# Finding the cube root of a complex number $z$

$\text{Let }z = -2-2i \text{ where }i \text{ is imaginary. Find in Modulus-Argument form the cube roots of }z$

So far I've done this $$r = \sqrt8 = 2 \sqrt2 \\ \alpha = \frac{-\pi + \frac{\pi}{4}}{3} = \frac{-\pi}{4}$$

Which then leads me to believe that the first answer in Mod-Arg form is $$z_0 = 2\sqrt2 (\cos\frac{-\pi}{4} + i\sin\frac{-\pi}{4})$$

Then I increases the value of K by $1$ (Using De Moivre's Theorem for finding nth roots)

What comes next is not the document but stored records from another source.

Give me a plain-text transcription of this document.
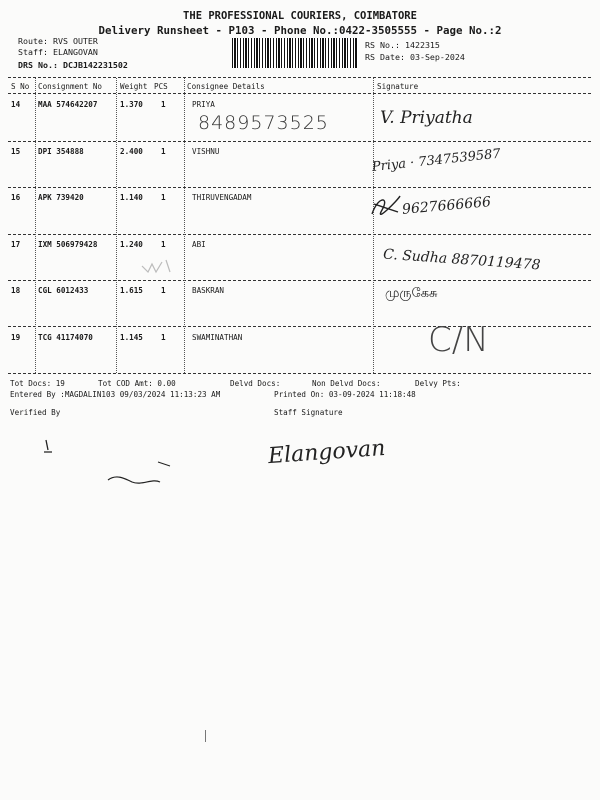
THE PROFESSIONAL COURIERS, COIMBATORE
Delivery Runsheet - P103 - Phone No.:0422-3505555 - Page No.:2
Route: RVS OUTER
Staff: ELANGOVAN
DRS No.: DCJB142231502
RS No.: 1422315
RS Date: 03-Sep-2024
S No Consignment No Weight PCS	Consignee Details	Signature
14 MAA 574642207	1.370 1	PRIYA
8489573525	V. Priyatha
15 DPI 354888	2.400 1	VISHNU	Priya · 7347539587
16 APK 739420	1.140 1	THIRUVENGADAM	9627666666
17 IXM 506979428	1.240 1	ABI
C. Sudha 8870119478
18 CGL 6012433	1.615 1	BASKRAN	முருகேசு
19 TCG 41174070	1.145 1	SWAMINATHAN	C/N
Tot Docs: 19	Tot COD Amt: 0.00	Delvd Docs:	Non Delvd Docs:	Delvy Pts:
Entered By :MAGDALIN103 09/03/2024 11:13:23 AM	Printed On: 03-09-2024 11:18:48
Verified By	Staff Signature
Elangovan
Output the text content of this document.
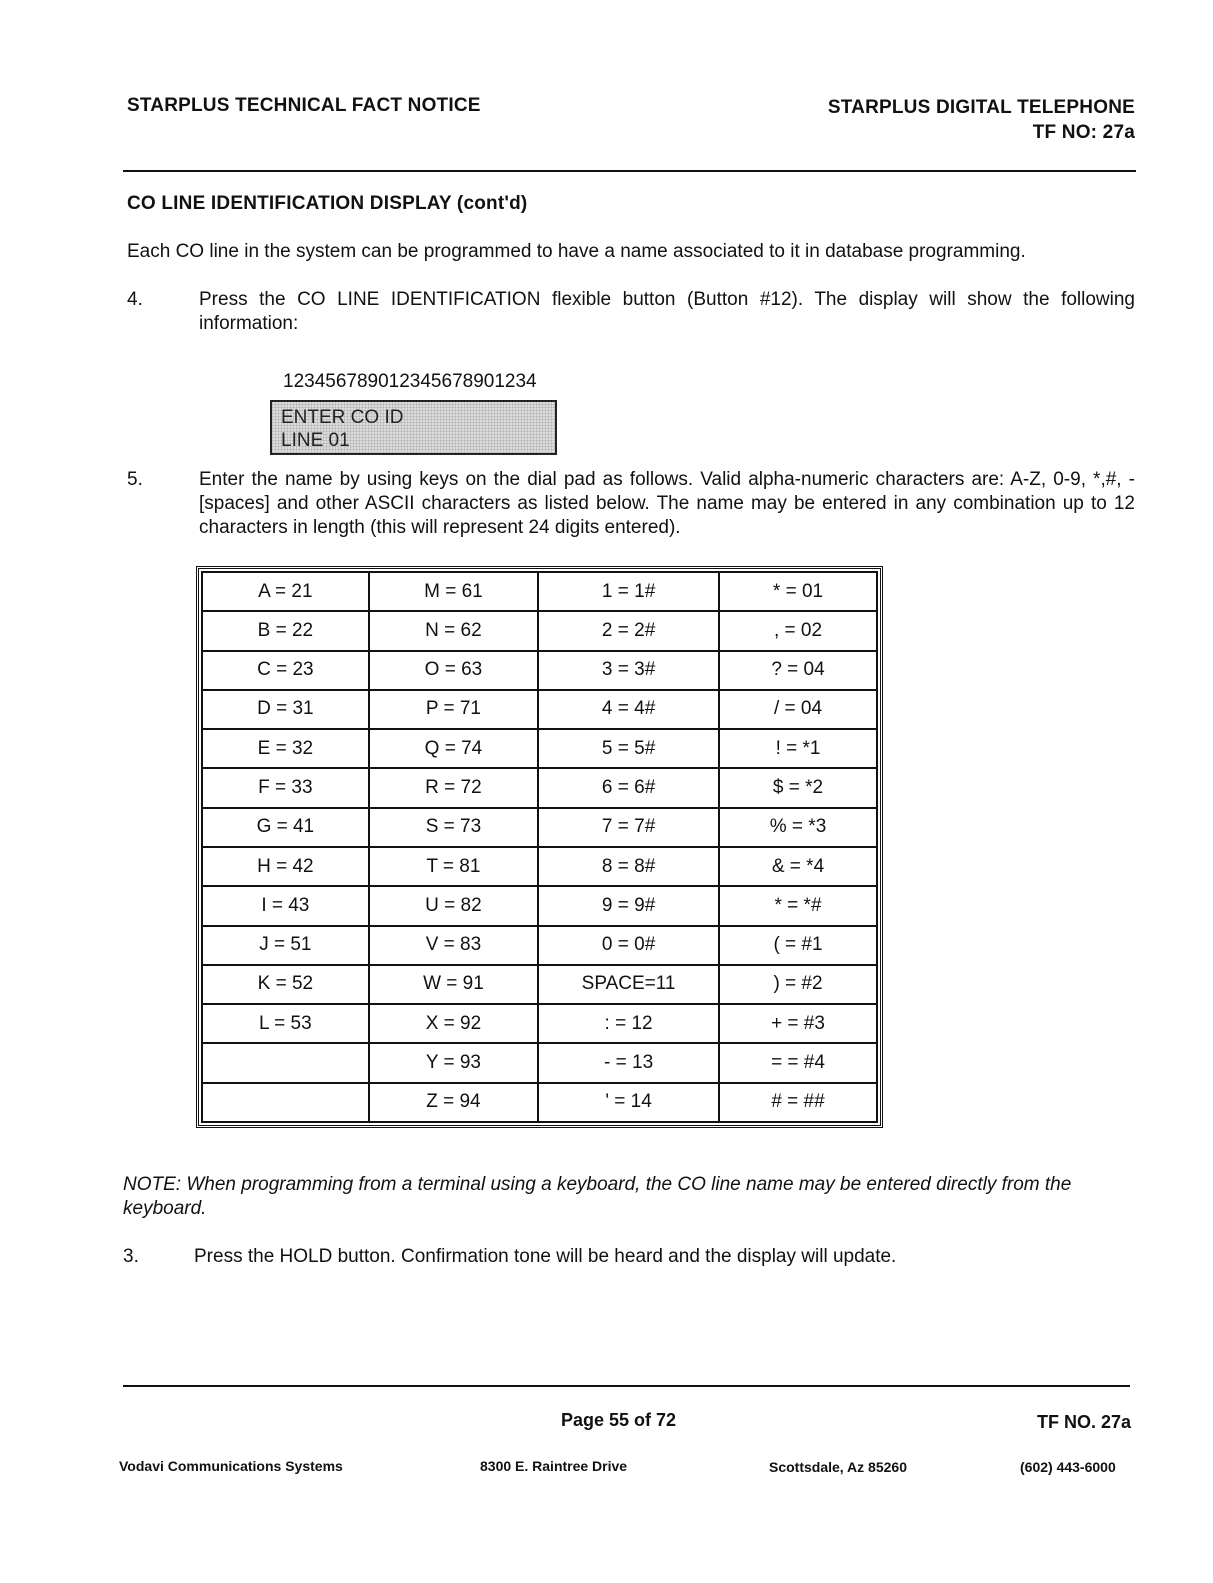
STARPLUS TECHNICAL FACT NOTICE	STARPLUS DIGITAL TELEPHONE
TF NO: 27a
CO LINE IDENTIFICATION DISPLAY (cont'd)
Each CO line in the system can be programmed to have a name associated to it in database programming.
4.	Press the CO LINE IDENTIFICATION flexible button (Button #12). The display will show the following information:
123456789012345678901234
ENTER CO ID
LINE 01
5.	Enter the name by using keys on the dial pad as follows. Valid alpha-numeric characters are: A-Z, 0-9, *,#, - [spaces] and other ASCII characters as listed below. The name may be entered in any combination up to 12 characters in length (this will represent 24 digits entered).
A = 21	M = 61	1 = 1#	* = 01
B = 22	N = 62	2 = 2#	, = 02
C = 23	O = 63	3 = 3#	? = 04
D = 31	P = 71	4 = 4#	/ = 04
E = 32	Q = 74	5 = 5#	! = *1
F = 33	R = 72	6 = 6#	$ = *2
G = 41	S = 73	7 = 7#	% = *3
H = 42	T = 81	8 = 8#	& = *4
I = 43	U = 82	9 = 9#	* = *#
J = 51	V = 83	0 = 0#	( = #1
K = 52	W = 91	SPACE=11	) = #2
L = 53	X = 92	: = 12	+ = #3
	Y = 93	- = 13	= = #4
	Z = 94	' = 14	# = ##
NOTE: When programming from a terminal using a keyboard, the CO line name may be entered directly from the keyboard.
3.	Press the HOLD button. Confirmation tone will be heard and the display will update.
Page 55 of 72	TF NO. 27a
Vodavi Communications Systems	8300 E. Raintree Drive	Scottsdale, Az 85260	(602) 443-6000
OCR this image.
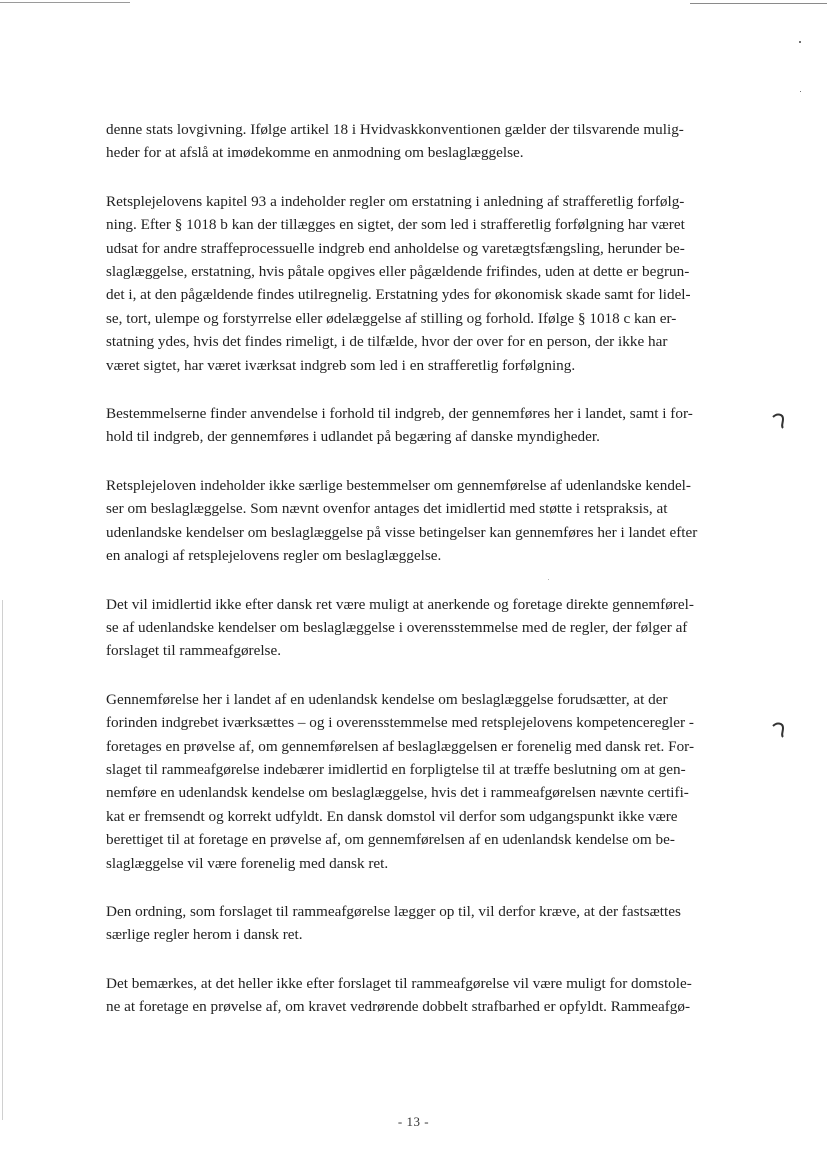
denne stats lovgivning. Ifølge artikel 18 i Hvidvaskkonventionen gælder der tilsvarende mulig-
heder for at afslå at imødekomme en anmodning om beslaglæggelse.

Retsplejelovens kapitel 93 a indeholder regler om erstatning i anledning af strafferetlig forfølg-
ning. Efter § 1018 b kan der tillægges en sigtet, der som led i strafferetlig forfølgning har været
udsat for andre straffeprocessuelle indgreb end anholdelse og varetægtsfængsling, herunder be-
slaglæggelse, erstatning, hvis påtale opgives eller pågældende frifindes, uden at dette er begrun-
det i, at den pågældende findes utilregnelig. Erstatning ydes for økonomisk skade samt for lidel-
se, tort, ulempe og forstyrrelse eller ødelæggelse af stilling og forhold. Ifølge § 1018 c kan er-
statning ydes, hvis det findes rimeligt, i de tilfælde, hvor der over for en person, der ikke har
været sigtet, har været iværksat indgreb som led i en strafferetlig forfølgning.

Bestemmelserne finder anvendelse i forhold til indgreb, der gennemføres her i landet, samt i for-
hold til indgreb, der gennemføres i udlandet på begæring af danske myndigheder.

Retsplejeloven indeholder ikke særlige bestemmelser om gennemførelse af udenlandske kendel-
ser om beslaglæggelse. Som nævnt ovenfor antages det imidlertid med støtte i retspraksis, at
udenlandske kendelser om beslaglæggelse på visse betingelser kan gennemføres her i landet efter
en analogi af retsplejelovens regler om beslaglæggelse.

Det vil imidlertid ikke efter dansk ret være muligt at anerkende og foretage direkte gennemførel-
se af udenlandske kendelser om beslaglæggelse i overensstemmelse med de regler, der følger af
forslaget til rammeafgørelse.

Gennemførelse her i landet af en udenlandsk kendelse om beslaglæggelse forudsætter, at der
forinden indgrebet iværksættes – og i overensstemmelse med retsplejelovens kompetenceregler -
foretages en prøvelse af, om gennemførelsen af beslaglæggelsen er forenelig med dansk ret. For-
slaget til rammeafgørelse indebærer imidlertid en forpligtelse til at træffe beslutning om at gen-
nemføre en udenlandsk kendelse om beslaglæggelse, hvis det i rammeafgørelsen nævnte certifi-
kat er fremsendt og korrekt udfyldt. En dansk domstol vil derfor som udgangspunkt ikke være
berettiget til at foretage en prøvelse af, om gennemførelsen af en udenlandsk kendelse om be-
slaglæggelse vil være forenelig med dansk ret.

Den ordning, som forslaget til rammeafgørelse lægger op til, vil derfor kræve, at der fastsættes
særlige regler herom i dansk ret.

Det bemærkes, at det heller ikke efter forslaget til rammeafgørelse vil være muligt for domstole-
ne at foretage en prøvelse af, om kravet vedrørende dobbelt strafbarhed er opfyldt. Rammeafgø-

- 13 -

$$r = 2\sqrt2 \\ \alpha = \frac{(-\pi + \frac{\pi}{4})+2\pi(1)}{3} = \frac{5\pi}{12} \\ \text{Thus } z_1 = 2\sqrt2(\cos\frac{5\pi}{12} + i\sin\frac{5\pi}{12})$$

and finally, where $K = n-1 =2$

$$r = 2\sqrt2 \\ \alpha = \frac{(-\pi + \frac{\pi}{4})+2\pi(2)}{3} = \frac{13\pi}{12} \\$$

But $\frac{13\pi}{12} > \pi$, so $\frac{13\pi}{12} -2\pi = \frac{-11\pi}{12}$, so $$z_2 = 2\sqrt2(\cos\frac{-11\pi}{12} + i\sin\frac{-11\pi}{12})$$

The actual answers have exactly the same arguments, except the modulus is only $\sqrt2$, why so? Did I miss something in my working out? Thanks in advance.

• You need to take the cube root of the radius as well. $\sqrt[3]{2\sqrt{2}}=\sqrt{2}$.
– mjh
Sep 24, 2014 at 5:34
• Thank you! I didn't even notice that, thanks again! @mjh Sep 24, 2014 at 5:45

Seems like you forgot to take the cube root of $2\sqrt{2}$, after which, you get the answer.

If you look take a complex number $re^{i\theta}$ to the $n$th power, you get $r^n e^{in\theta}$.